Subject: I have found a CD that I think you would enjoy
"The New One!" Could Be the Best One!
mj5 | Harrisburg, PA USA | 09/30/2001
(5 out of 5 stars)
"I've been playng this album for nearly 30 years, first vinyl and now CD. I'd have to say that, as an album, this is the best one Buddy ever made in terms of the quality of the material, the band, and the production. This was the third of I believe six albums Buddy did for Pacific Jazz from 1966-70, and the folks there really knew how to capture a big band performance. What's remarkable here is that, unlike the other five PJ albums, this one was recorded entirely in the studio, where it can be difficult to capture the spontaneity and electricity more common during a live performance. Of course, a lot of that is attributable to the musicians themselves. This could be "the best band he ever had." Standout soloists include the great Ernie Watts on alto, Chuck Findley on trumpet, and Jay Corre, one of my favorite tenors. Jay not only had the technique, but played with such a depth of feeling, he could send chills down your spine. (According to the liner notes, Buddy actually cried during Jay's rendition of "I Can't Get Started.") A tremendous talent. I don't know whatever happened to him - he sort of disappeared after this date. And of course, there's the incomparable Buddy Rich. Save for "Diabolus," he doesn't take many extended solos, and that's fine because it showcases this wonderful band as a whole, spurred on by his relentless driving beat.As for the tunes, there is not a bum in the lot. Buddy's band played a lot of charts equal to or greater than those here, but on his other albums, the quality is more hit-or-miss, particularly during the RCA years in the 70's when most of the bands were abandoning straight-ahead swing for rock and funk. I believe that this album marks the first appearance of Don Piestrup's charts ("New Blues" and "Group Shot"). I did a tiny bit of composing way back when, and Don was a big influence. He wrote great lush, sometimes dissonant chords and tight harmonies in most of his work.Like a few other reviewers have said, the bonus tracks are always welcome. Most of them here are alternate takes, and you can see why. (They're all good - just not as good as the ones released.) One particular standout is the previously unreleased "Old Timey," which will leave you wondering why that one was left on the cutting room floor.If you are just discovering Buddy Rich, this CD is a great place to start. If you could only have one Buddy Rich CD, this is definitely the one!"
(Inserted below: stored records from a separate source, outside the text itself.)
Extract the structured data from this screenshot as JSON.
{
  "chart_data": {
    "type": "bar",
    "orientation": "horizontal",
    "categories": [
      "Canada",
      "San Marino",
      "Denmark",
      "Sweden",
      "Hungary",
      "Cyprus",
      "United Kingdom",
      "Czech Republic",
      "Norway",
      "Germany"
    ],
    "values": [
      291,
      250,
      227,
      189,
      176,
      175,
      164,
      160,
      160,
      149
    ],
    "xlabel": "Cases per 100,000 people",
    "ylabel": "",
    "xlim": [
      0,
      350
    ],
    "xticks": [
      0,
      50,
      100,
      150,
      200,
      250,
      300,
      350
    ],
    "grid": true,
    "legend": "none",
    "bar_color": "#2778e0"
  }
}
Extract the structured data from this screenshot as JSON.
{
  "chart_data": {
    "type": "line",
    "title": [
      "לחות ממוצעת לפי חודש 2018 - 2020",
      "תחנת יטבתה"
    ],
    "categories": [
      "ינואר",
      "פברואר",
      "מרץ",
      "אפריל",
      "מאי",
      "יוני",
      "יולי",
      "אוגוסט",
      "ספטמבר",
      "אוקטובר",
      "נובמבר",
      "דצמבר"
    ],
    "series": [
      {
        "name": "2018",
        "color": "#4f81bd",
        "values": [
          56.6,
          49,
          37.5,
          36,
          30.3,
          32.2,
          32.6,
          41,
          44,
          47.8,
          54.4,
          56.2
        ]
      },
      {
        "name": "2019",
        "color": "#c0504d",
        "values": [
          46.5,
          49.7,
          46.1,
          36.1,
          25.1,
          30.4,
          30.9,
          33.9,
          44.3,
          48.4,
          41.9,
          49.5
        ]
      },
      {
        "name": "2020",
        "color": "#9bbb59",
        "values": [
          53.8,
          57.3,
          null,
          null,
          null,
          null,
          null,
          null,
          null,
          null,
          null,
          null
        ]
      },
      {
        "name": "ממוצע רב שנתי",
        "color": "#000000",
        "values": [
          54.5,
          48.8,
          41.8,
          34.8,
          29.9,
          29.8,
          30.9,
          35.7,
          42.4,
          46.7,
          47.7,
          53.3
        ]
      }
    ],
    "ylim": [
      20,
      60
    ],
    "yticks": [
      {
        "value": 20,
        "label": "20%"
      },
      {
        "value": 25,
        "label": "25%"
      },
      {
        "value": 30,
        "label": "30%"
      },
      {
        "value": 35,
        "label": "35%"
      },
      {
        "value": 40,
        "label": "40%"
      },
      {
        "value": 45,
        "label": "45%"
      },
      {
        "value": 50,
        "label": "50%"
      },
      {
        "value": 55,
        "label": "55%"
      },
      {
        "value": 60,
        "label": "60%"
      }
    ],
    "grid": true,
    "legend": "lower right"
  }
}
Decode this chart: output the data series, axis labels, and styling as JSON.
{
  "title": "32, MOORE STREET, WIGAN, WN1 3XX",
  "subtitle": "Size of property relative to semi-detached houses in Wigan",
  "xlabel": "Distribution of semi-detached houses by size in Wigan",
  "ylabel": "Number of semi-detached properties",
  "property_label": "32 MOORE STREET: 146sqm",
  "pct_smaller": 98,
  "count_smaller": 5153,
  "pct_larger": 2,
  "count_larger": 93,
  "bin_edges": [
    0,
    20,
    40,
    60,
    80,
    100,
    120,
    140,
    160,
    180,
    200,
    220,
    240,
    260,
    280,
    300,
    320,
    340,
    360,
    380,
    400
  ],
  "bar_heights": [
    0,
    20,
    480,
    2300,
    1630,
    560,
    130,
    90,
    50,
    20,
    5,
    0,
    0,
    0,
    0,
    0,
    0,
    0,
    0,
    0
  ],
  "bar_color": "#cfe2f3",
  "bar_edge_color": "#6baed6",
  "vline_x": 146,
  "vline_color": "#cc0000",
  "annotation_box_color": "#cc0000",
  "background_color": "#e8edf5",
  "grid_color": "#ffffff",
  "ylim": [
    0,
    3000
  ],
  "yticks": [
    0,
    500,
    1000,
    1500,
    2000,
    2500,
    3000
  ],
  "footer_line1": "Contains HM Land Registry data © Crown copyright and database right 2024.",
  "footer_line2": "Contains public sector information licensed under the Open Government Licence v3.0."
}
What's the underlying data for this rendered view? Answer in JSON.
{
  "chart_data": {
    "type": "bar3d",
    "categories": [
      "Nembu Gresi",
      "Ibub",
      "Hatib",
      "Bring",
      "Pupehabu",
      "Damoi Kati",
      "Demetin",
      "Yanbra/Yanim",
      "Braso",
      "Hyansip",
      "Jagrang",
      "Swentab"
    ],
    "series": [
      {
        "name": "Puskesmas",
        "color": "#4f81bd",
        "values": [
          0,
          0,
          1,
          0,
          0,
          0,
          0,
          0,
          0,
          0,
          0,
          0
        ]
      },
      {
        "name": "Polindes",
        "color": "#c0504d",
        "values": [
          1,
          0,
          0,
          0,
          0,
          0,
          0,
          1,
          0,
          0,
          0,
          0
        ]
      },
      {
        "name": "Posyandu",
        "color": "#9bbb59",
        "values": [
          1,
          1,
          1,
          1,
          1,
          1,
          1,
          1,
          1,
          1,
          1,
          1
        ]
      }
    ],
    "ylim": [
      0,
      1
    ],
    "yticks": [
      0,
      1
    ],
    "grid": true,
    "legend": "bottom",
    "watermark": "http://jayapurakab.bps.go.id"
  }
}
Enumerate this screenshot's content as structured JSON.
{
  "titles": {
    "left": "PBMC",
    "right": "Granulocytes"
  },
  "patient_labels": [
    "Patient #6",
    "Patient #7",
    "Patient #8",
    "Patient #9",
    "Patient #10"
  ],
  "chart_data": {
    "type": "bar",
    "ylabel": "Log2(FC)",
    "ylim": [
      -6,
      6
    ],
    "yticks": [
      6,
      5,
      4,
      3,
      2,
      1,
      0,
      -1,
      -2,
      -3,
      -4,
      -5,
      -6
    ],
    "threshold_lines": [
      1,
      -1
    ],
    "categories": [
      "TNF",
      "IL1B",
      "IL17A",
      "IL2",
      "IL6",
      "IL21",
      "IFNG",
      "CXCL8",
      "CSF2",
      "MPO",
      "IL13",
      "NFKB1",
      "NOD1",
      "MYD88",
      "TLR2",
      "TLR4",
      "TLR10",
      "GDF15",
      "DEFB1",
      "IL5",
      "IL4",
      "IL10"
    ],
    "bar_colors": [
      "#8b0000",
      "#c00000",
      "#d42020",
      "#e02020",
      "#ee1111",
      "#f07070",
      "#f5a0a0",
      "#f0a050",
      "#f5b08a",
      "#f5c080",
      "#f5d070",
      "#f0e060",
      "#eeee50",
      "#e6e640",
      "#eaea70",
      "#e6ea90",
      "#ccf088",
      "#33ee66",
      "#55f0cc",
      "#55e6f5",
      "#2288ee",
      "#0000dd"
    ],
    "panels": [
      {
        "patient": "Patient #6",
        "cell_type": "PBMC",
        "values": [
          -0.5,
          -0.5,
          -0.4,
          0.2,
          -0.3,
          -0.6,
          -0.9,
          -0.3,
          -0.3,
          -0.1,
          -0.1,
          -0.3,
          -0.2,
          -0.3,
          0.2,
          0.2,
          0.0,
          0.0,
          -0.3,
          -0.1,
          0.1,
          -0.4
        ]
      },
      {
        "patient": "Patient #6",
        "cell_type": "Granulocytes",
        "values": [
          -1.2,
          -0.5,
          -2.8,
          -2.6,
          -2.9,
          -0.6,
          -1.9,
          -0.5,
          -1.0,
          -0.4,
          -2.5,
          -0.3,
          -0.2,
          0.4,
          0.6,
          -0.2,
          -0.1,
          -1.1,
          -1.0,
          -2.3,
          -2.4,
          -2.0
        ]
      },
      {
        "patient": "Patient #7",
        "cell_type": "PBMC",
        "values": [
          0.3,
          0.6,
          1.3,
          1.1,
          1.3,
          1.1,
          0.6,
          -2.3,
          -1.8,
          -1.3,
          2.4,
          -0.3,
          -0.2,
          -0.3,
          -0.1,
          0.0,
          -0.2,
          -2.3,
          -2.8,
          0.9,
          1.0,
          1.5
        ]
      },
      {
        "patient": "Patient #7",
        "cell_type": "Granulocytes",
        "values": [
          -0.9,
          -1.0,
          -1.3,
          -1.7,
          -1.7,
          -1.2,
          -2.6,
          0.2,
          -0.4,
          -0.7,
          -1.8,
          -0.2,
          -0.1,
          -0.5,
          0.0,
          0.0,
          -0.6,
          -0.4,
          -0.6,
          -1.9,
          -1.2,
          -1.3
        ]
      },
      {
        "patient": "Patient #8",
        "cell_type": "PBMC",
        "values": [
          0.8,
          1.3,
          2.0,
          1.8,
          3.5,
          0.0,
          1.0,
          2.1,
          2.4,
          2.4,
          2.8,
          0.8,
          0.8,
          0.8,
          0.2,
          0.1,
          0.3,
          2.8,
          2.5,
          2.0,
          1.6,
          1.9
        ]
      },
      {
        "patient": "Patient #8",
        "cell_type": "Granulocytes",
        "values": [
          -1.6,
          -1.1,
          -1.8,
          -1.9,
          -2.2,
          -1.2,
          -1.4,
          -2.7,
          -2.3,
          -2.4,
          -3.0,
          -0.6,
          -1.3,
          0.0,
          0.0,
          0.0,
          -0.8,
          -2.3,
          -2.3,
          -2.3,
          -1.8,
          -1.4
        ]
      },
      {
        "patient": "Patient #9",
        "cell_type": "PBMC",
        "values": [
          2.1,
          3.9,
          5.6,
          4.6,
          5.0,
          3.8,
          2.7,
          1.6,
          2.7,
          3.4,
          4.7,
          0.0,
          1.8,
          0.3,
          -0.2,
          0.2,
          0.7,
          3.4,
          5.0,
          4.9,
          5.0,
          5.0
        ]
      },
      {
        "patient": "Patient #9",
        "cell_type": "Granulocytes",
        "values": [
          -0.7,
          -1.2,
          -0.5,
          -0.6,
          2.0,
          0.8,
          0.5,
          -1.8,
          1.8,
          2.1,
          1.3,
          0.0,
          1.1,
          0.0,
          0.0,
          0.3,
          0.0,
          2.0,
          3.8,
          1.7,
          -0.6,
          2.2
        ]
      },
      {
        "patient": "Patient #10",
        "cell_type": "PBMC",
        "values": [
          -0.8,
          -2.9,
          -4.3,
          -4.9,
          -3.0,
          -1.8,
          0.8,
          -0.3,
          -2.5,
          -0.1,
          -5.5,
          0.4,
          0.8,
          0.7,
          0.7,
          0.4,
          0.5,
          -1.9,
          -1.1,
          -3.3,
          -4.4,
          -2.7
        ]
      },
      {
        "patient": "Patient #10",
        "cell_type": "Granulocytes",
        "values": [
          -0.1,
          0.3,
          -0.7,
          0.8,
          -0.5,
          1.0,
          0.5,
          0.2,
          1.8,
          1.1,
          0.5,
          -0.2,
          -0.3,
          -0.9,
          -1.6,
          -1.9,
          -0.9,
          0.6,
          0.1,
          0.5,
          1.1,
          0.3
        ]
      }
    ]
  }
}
Landmark Recording For Buddy Rich
andrew i. chaplowitz | springfield, nj United States | 07/22/2001
(4 out of 5 stars)
"even the hard core be-bop critics like this one. they had complained of prior albums being pop-heavy and retro-swing. And those who thought Buddy couldn't handle odd time signatures, well, listen to Diabolus! The exchanges at the end defy description. Like many other drummers, I found myself slowing the turntable down to 16 rpms to find out what the heck was going on. He was inserting ruffs and frills in between the triplets! Unreal. Also notable for his only recording with Fibes brand drums"
Away we really go!
H D. MEIJ | Jipsinghuizen, Holland | 02/24/2003
(5 out of 5 stars)
"This is the Buddy Rich band at his peak. Excellent numbers from his 1967 "Away we go" TV series period with co-star Buddy Greco.
Great side-man like Jay Corre and Ernie Watts. I met Jay Corre in Amsterdam , he still blow off the roof!
My first choice for any Buddy Rich album!"